VCF to PED Converter

VCF to PED Converter

The VCF to PED converter allows users to parse a vcf file (specification) to create a linkage pedigree file (ped) and a marker information file, which together may be loaded into ld visualization tools like Haploview. There is both an online version of this tool and a perl script


Online version

The documentation for the online version can be found by clicking on the icon at the top of VCF to PED converter.


API script

A perl API script version of the converter tool is available from the ftp site.

This script converts locally or remotely accessible vcf files to linkage pedigree files. If the input file is only remotely accessible then it must be compressed by bgzip and indexed by tabix. There is no requirement to compress vcf files if they are held locally, but large files will be read more quickly using tabix. If the vcf file is compressed then you must have tabix installed.

The script is run from the command line and it takes the following arguments:

-vcf (required argument)
Path to a locally or remotely accessible tabix indexed vcf file.

-sample_panel_file (required argument)
Path to a locally or remotely accessible sample panel file, listing all individuals (first column)and their population (second column).

-population (required argument)
A population name, which must appear in the second column of the sample panel file. Can be specified more than once for multiple populations.

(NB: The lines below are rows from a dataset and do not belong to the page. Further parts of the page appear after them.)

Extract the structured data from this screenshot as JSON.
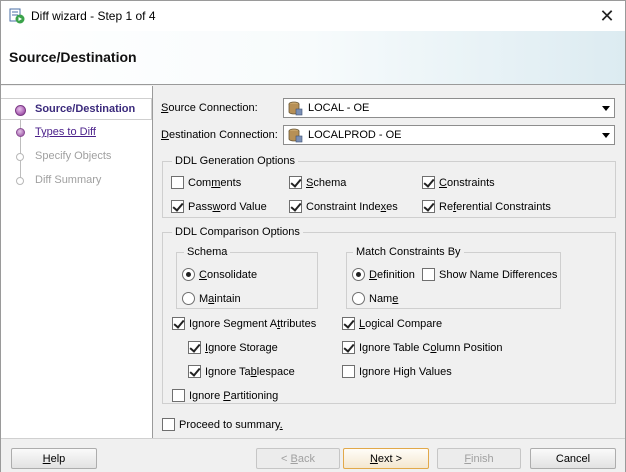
{
  "window": {
    "title": "Diff wizard - Step 1 of 4",
    "close_glyph": "✕"
  },
  "header": {
    "title": "Source/Destination"
  },
  "steps": [
    {
      "label": "Source/Destination",
      "state": "active"
    },
    {
      "label": "Types to Diff",
      "state": "visited"
    },
    {
      "label": "Specify Objects",
      "state": "disabled"
    },
    {
      "label": "Diff Summary",
      "state": "disabled"
    }
  ],
  "source": {
    "label_prefix": "S",
    "label_rest": "ource Connection:",
    "value": "LOCAL - OE"
  },
  "destination": {
    "label_prefix": "D",
    "label_rest": "estination Connection:",
    "value": "LOCALPROD - OE"
  },
  "ddl_generation": {
    "legend": "DDL Generation Options",
    "options": [
      {
        "pre": "Com",
        "u": "m",
        "post": "ents",
        "checked": false
      },
      {
        "pre": "",
        "u": "S",
        "post": "chema",
        "checked": true
      },
      {
        "pre": "",
        "u": "C",
        "post": "onstraints",
        "checked": true
      },
      {
        "pre": "Pass",
        "u": "w",
        "post": "ord Value",
        "checked": true
      },
      {
        "pre": "Constraint Inde",
        "u": "x",
        "post": "es",
        "checked": true
      },
      {
        "pre": "Re",
        "u": "f",
        "post": "erential Constraints",
        "checked": true
      }
    ]
  },
  "ddl_comparison": {
    "legend": "DDL Comparison Options",
    "schema": {
      "legend": "Schema",
      "options": [
        {
          "pre": "",
          "u": "C",
          "post": "onsolidate",
          "checked": true
        },
        {
          "pre": "M",
          "u": "a",
          "post": "intain",
          "checked": false
        }
      ]
    },
    "match": {
      "legend": "Match Constraints By",
      "options": [
        {
          "pre": "",
          "u": "D",
          "post": "efinition",
          "checked": true
        },
        {
          "pre": "Nam",
          "u": "e",
          "post": "",
          "checked": false
        }
      ],
      "show_name_diff": {
        "label": "Show Name Differences",
        "checked": false
      }
    },
    "checks": [
      {
        "pre": "Ignore Segment A",
        "u": "t",
        "post": "tributes",
        "checked": true
      },
      {
        "pre": "",
        "u": "L",
        "post": "ogical Compare",
        "checked": true
      },
      {
        "pre": "",
        "u": "I",
        "post": "gnore Storage",
        "checked": true
      },
      {
        "pre": "Ignore Table C",
        "u": "o",
        "post": "lumn Position",
        "checked": true
      },
      {
        "pre": "Ignore Ta",
        "u": "b",
        "post": "lespace",
        "checked": true
      },
      {
        "pre": "Ignore High Values",
        "u": "",
        "post": "",
        "checked": false
      },
      {
        "pre": "Ignore ",
        "u": "P",
        "post": "artitioning",
        "checked": false
      }
    ]
  },
  "proceed": {
    "pre": "Proceed to summary",
    "u": ".",
    "post": "",
    "checked": false
  },
  "buttons": {
    "help": {
      "pre": "",
      "u": "H",
      "post": "elp"
    },
    "back": {
      "pre": "< ",
      "u": "B",
      "post": "ack"
    },
    "next": {
      "pre": "",
      "u": "N",
      "post": "ext >"
    },
    "finish": {
      "pre": "",
      "u": "F",
      "post": "inish"
    },
    "cancel": {
      "label": "Cancel"
    }
  },
  "colors": {
    "active_step": "#3b2a7c",
    "link_step": "#4a1f8a",
    "next_border": "#e2a94a"
  },
  "icons": {
    "app": "wizard-icon",
    "connection": "database-connection-icon"
  }
}
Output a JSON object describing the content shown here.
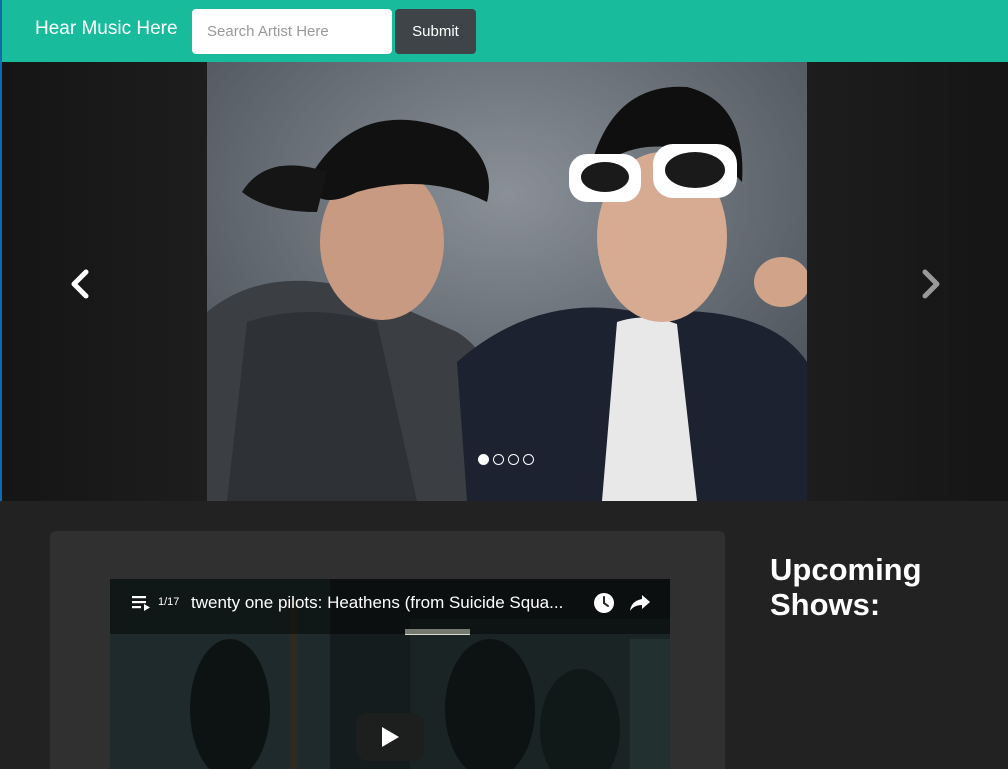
{
  "navbar": {
    "brand": "Hear Music Here",
    "search_placeholder": "Search Artist Here",
    "search_value": "",
    "submit_label": "Submit",
    "accent_color": "#18bc9c"
  },
  "carousel": {
    "prev_icon": "chevron-left-icon",
    "next_icon": "chevron-right-icon",
    "slide_count": 4,
    "active_index": 0
  },
  "video": {
    "playlist_position": "1/17",
    "title": "twenty one pilots: Heathens (from Suicide Squa...",
    "icons": [
      "playlist-icon",
      "watch-later-icon",
      "share-icon",
      "play-icon"
    ]
  },
  "shows": {
    "title": "Upcoming Shows:"
  }
}
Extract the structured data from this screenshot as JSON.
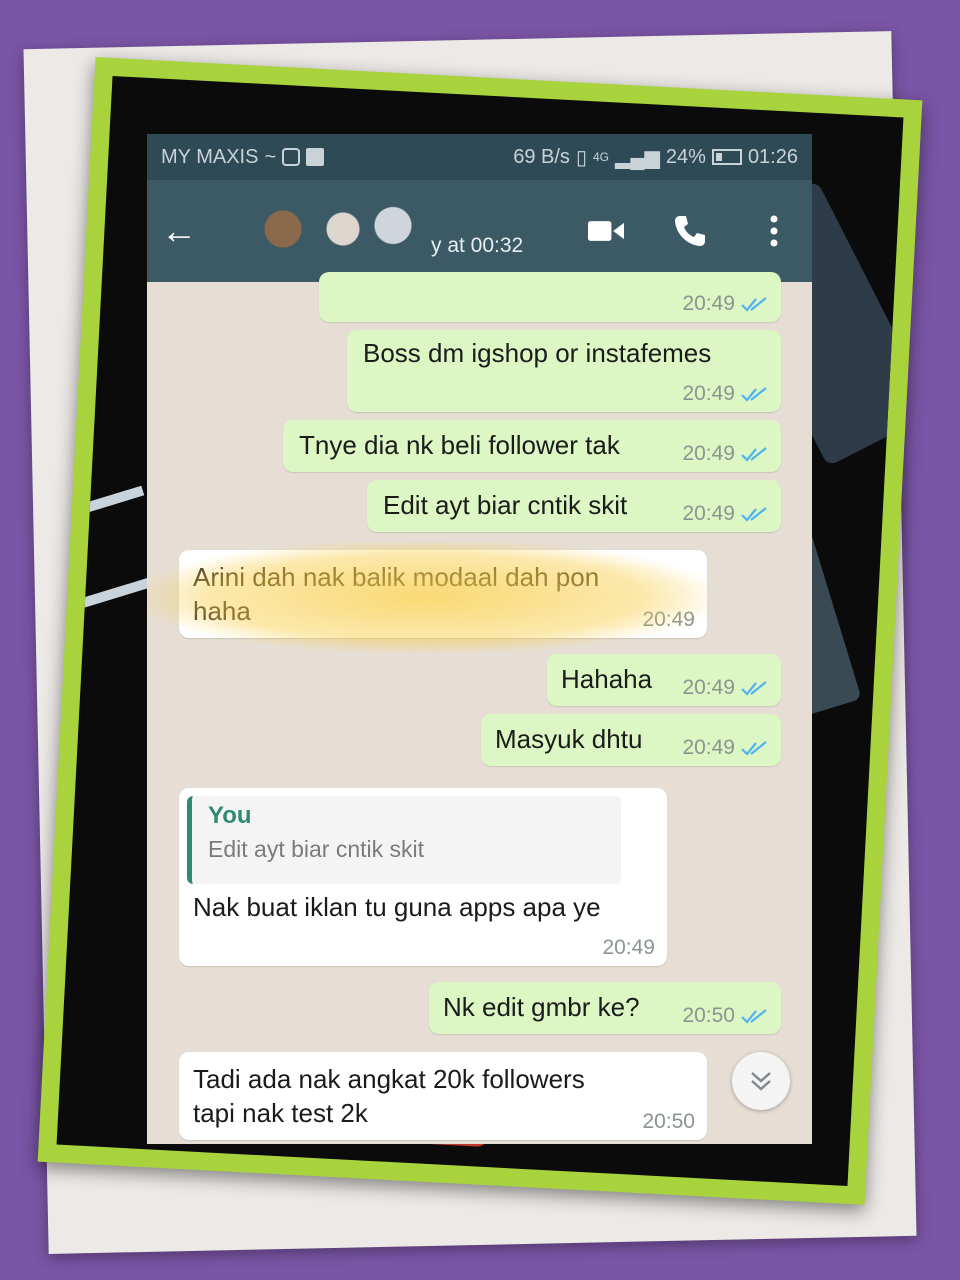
{
  "status_bar": {
    "carrier": "MY MAXIS",
    "net_speed": "69 B/s",
    "network": "4G",
    "battery": "24%",
    "time": "01:26"
  },
  "header": {
    "last_seen": "y at 00:32"
  },
  "messages": [
    {
      "dir": "out",
      "text": "",
      "time": "20:49"
    },
    {
      "dir": "out",
      "text": "Boss dm igshop or instafemes",
      "time": "20:49"
    },
    {
      "dir": "out",
      "text": "Tnye dia nk beli follower tak",
      "time": "20:49"
    },
    {
      "dir": "out",
      "text": "Edit ayt biar cntik skit",
      "time": "20:49"
    },
    {
      "dir": "in",
      "line1": "Arini dah nak balik modaal dah pon",
      "line2": "haha",
      "time": "20:49"
    },
    {
      "dir": "out",
      "text": "Hahaha",
      "time": "20:49"
    },
    {
      "dir": "out",
      "text": "Masyuk dhtu",
      "time": "20:49"
    },
    {
      "dir": "in",
      "quote_name": "You",
      "quote_text": "Edit ayt biar cntik skit",
      "text": "Nak buat iklan tu guna apps apa ye",
      "time": "20:49"
    },
    {
      "dir": "out",
      "text": "Nk edit gmbr ke?",
      "time": "20:50"
    },
    {
      "dir": "in",
      "line1": "Tadi ada nak angkat 20k followers",
      "line2": "tapi nak test 2k",
      "time": "20:50"
    }
  ],
  "colors": {
    "outgoing": "#dcf6c4",
    "incoming": "#ffffff",
    "appbar": "#3c5a66",
    "tick_read": "#4fb3f2",
    "frame": "#a8d33c"
  }
}
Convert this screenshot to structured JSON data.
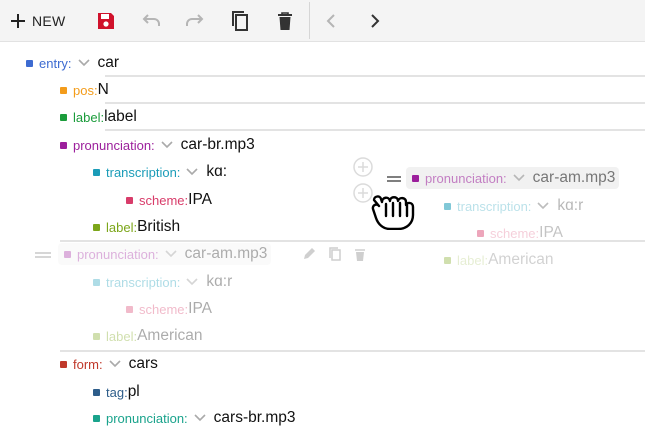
{
  "toolbar": {
    "new_label": "NEW",
    "buttons": [
      "add-icon",
      "save-icon",
      "undo-icon",
      "redo-icon",
      "duplicate-icon",
      "delete-icon",
      "back-icon",
      "forward-icon"
    ]
  },
  "colors": {
    "entry": "#3d6bd1",
    "pos": "#f39c1b",
    "label": "#1b9c3b",
    "pronunciation": "#9c1f9c",
    "transcription": "#1b9cb8",
    "scheme": "#d83c6a",
    "label_lime": "#7ca61a",
    "form": "#c0392b",
    "tag": "#2d5d8a",
    "pron_teal": "#1aa38c",
    "save": "#d0112b"
  },
  "tree": {
    "entry": {
      "key": "entry:",
      "value": "car"
    },
    "pos": {
      "key": "pos:",
      "value": "N"
    },
    "label": {
      "key": "label:",
      "value": "label"
    },
    "pronunciation_1": {
      "key": "pronunciation:",
      "value": "car-br.mp3"
    },
    "transcription_1": {
      "key": "transcription:",
      "value": "kɑ:"
    },
    "scheme_1": {
      "key": "scheme:",
      "value": "IPA"
    },
    "label_1": {
      "key": "label:",
      "value": "British"
    },
    "pronunciation_2": {
      "key": "pronunciation:",
      "value": "car-am.mp3"
    },
    "transcription_2": {
      "key": "transcription:",
      "value": "kɑ:r"
    },
    "scheme_2": {
      "key": "scheme:",
      "value": "IPA"
    },
    "label_2": {
      "key": "label:",
      "value": "American"
    },
    "form": {
      "key": "form:",
      "value": "cars"
    },
    "tag": {
      "key": "tag:",
      "value": "pl"
    },
    "pronunciation_3": {
      "key": "pronunciation:",
      "value": "cars-br.mp3"
    }
  },
  "drag_ghost": {
    "pronunciation": {
      "key": "pronunciation:",
      "value": "car-am.mp3"
    },
    "transcription": {
      "key": "transcription:",
      "value": "kɑ:r"
    },
    "scheme": {
      "key": "scheme:",
      "value": "IPA"
    },
    "label": {
      "key": "label:",
      "value": "American"
    }
  }
}
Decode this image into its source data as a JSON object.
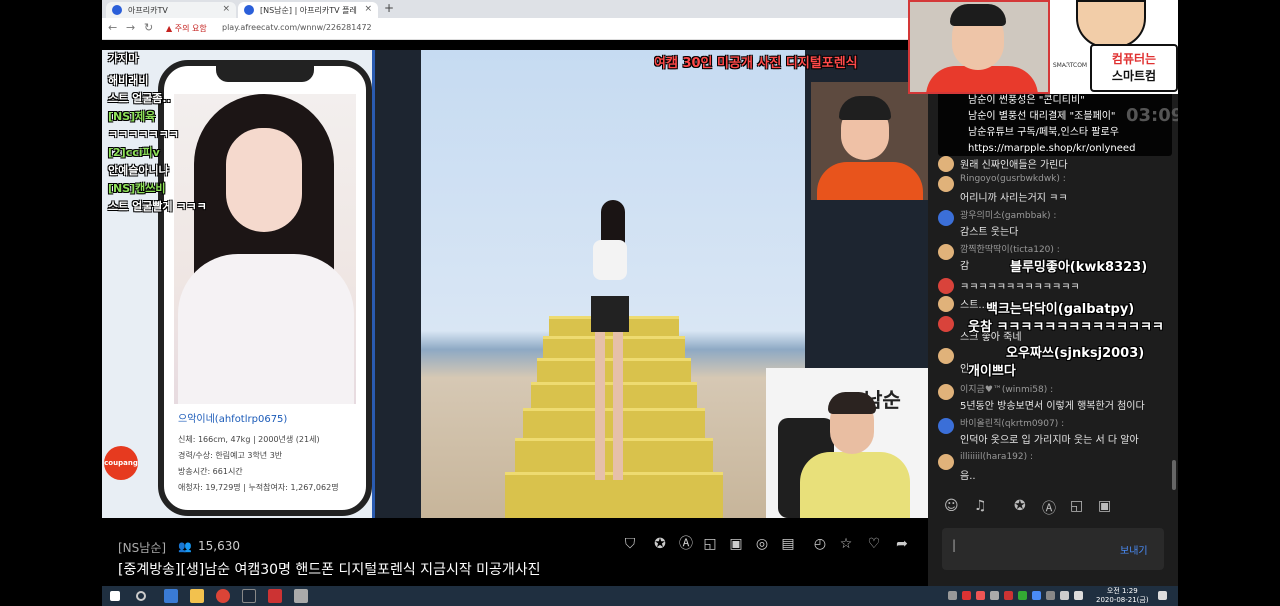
{
  "browser": {
    "tabs": [
      {
        "label": "아프리카TV"
      },
      {
        "label": "[NS남순] | 아프리카TV 플레"
      }
    ],
    "warning": "주의 요함",
    "url": "play.afreecatv.com/wnnw/226281472"
  },
  "video": {
    "caption_banner": "여캠 30인 미공개 사진 디지털포렌식",
    "overlay_chat": [
      {
        "text": "가지마",
        "name": false
      },
      {
        "text": "해비래비",
        "name": false
      },
      {
        "text": "스트 얼굴좀..",
        "name": false
      },
      {
        "text": "[NS]제육",
        "name": true
      },
      {
        "text": "ㅋㅋㅋㅋㅋㅋㅋ",
        "name": false
      },
      {
        "text": "[2]cci피v",
        "name": true
      },
      {
        "text": "안예슬아니냐",
        "name": false
      },
      {
        "text": "[NS]캔쓰비",
        "name": true
      },
      {
        "text": "스트 얼굴빨게 ㅋㅋㅋ",
        "name": false
      }
    ],
    "phone_profile": {
      "name": "으악이네(ahfotlrp0675)",
      "info": [
        "신체: 166cm, 47kg  |  2000년생 (21세)",
        "경력/수상: 한림예고 3학년 3반",
        "방송시간: 661시간",
        "애청자: 19,729명  |  누적참여자: 1,267,062명"
      ]
    },
    "coupang": "coupang",
    "cam_logo": "남순"
  },
  "stream": {
    "bj": "[NS남순]",
    "viewers": "15,630",
    "title": "[중계방송][생]남순 여캠30명 핸드폰 디지털포렌식 지금시작 미공개사진"
  },
  "chat": {
    "notice": [
      "남순이 썬풍성은 \"콘디티비\"",
      "남순이 별풍선 대리결제 \"조블페이\"",
      "남순유튜브 구독/페북,인스타 팔로우",
      "https://marpple.shop/kr/onlyneed"
    ],
    "timer": "03:09",
    "messages": [
      {
        "user": "",
        "text": "원래 신짜인애들은 가린다",
        "avatar": "plain"
      },
      {
        "user": "Ringoyo(gusrbwkdwk) :",
        "text": "어리니까 사리는거지 ㅋㅋ",
        "avatar": "plain"
      },
      {
        "user": "광우의미소(gambbak) :",
        "text": "감스트 웃는다",
        "avatar": "blue"
      },
      {
        "user": "깜찍한딱딱이(ticta120) :",
        "text": "감",
        "avatar": "plain"
      },
      {
        "user": "",
        "text": "ㅋㅋㅋㅋㅋㅋㅋㅋㅋㅋㅋㅋㅋ",
        "avatar": "red"
      },
      {
        "user": "",
        "text": "스트...",
        "avatar": "plain"
      },
      {
        "user": "",
        "text": "스크 좋아 죽네",
        "avatar": "red"
      },
      {
        "user": "",
        "text": "인",
        "avatar": "plain"
      },
      {
        "user": "이지금♥™(winmi58) :",
        "text": "5년동안 방송보면서 이렇게 행복한거 첨이다",
        "avatar": "plain"
      },
      {
        "user": "바이올린직(qkrtm0907) :",
        "text": "인덕아 옷으로 입 가리지마 웃는 서 다 알아",
        "avatar": "blue"
      },
      {
        "user": "illiiiiil(hara192) :",
        "text": "음..",
        "avatar": "plain"
      }
    ],
    "overlay_lines": [
      "블루밍좋아(kwk8323)",
      "백크는닥닥이(galbatpy)",
      "웃참 ㅋㅋㅋㅋㅋㅋㅋㅋㅋㅋㅋㅋㅋㅋ",
      "오우짜쓰(sjnksj2003)",
      "개이쁘다"
    ],
    "send_label": "보내기"
  },
  "sponsor": {
    "line1": "컴퓨터는",
    "line2": "스마트컴",
    "logo": "SMARTCOM"
  },
  "taskbar": {
    "time": "오전 1:29",
    "date": "2020-08-21(금)"
  }
}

-tabix (optional argument)
Path to the tabix executable. If the vcf file is compressed and this argument is not specified, the default is to search PATH for ‘tabix’.

-output_ped (optional argument)
Name of the output ped file. The default name is region.ped (e.g. 1_100000-100500.ped).

-output_info (optional argument)
Name of the output info file (marker information file). The default name is region.info (e.g. 1_100000-100500.info).

-output_dir (optional argument)
Name of a directory in which to put the output files.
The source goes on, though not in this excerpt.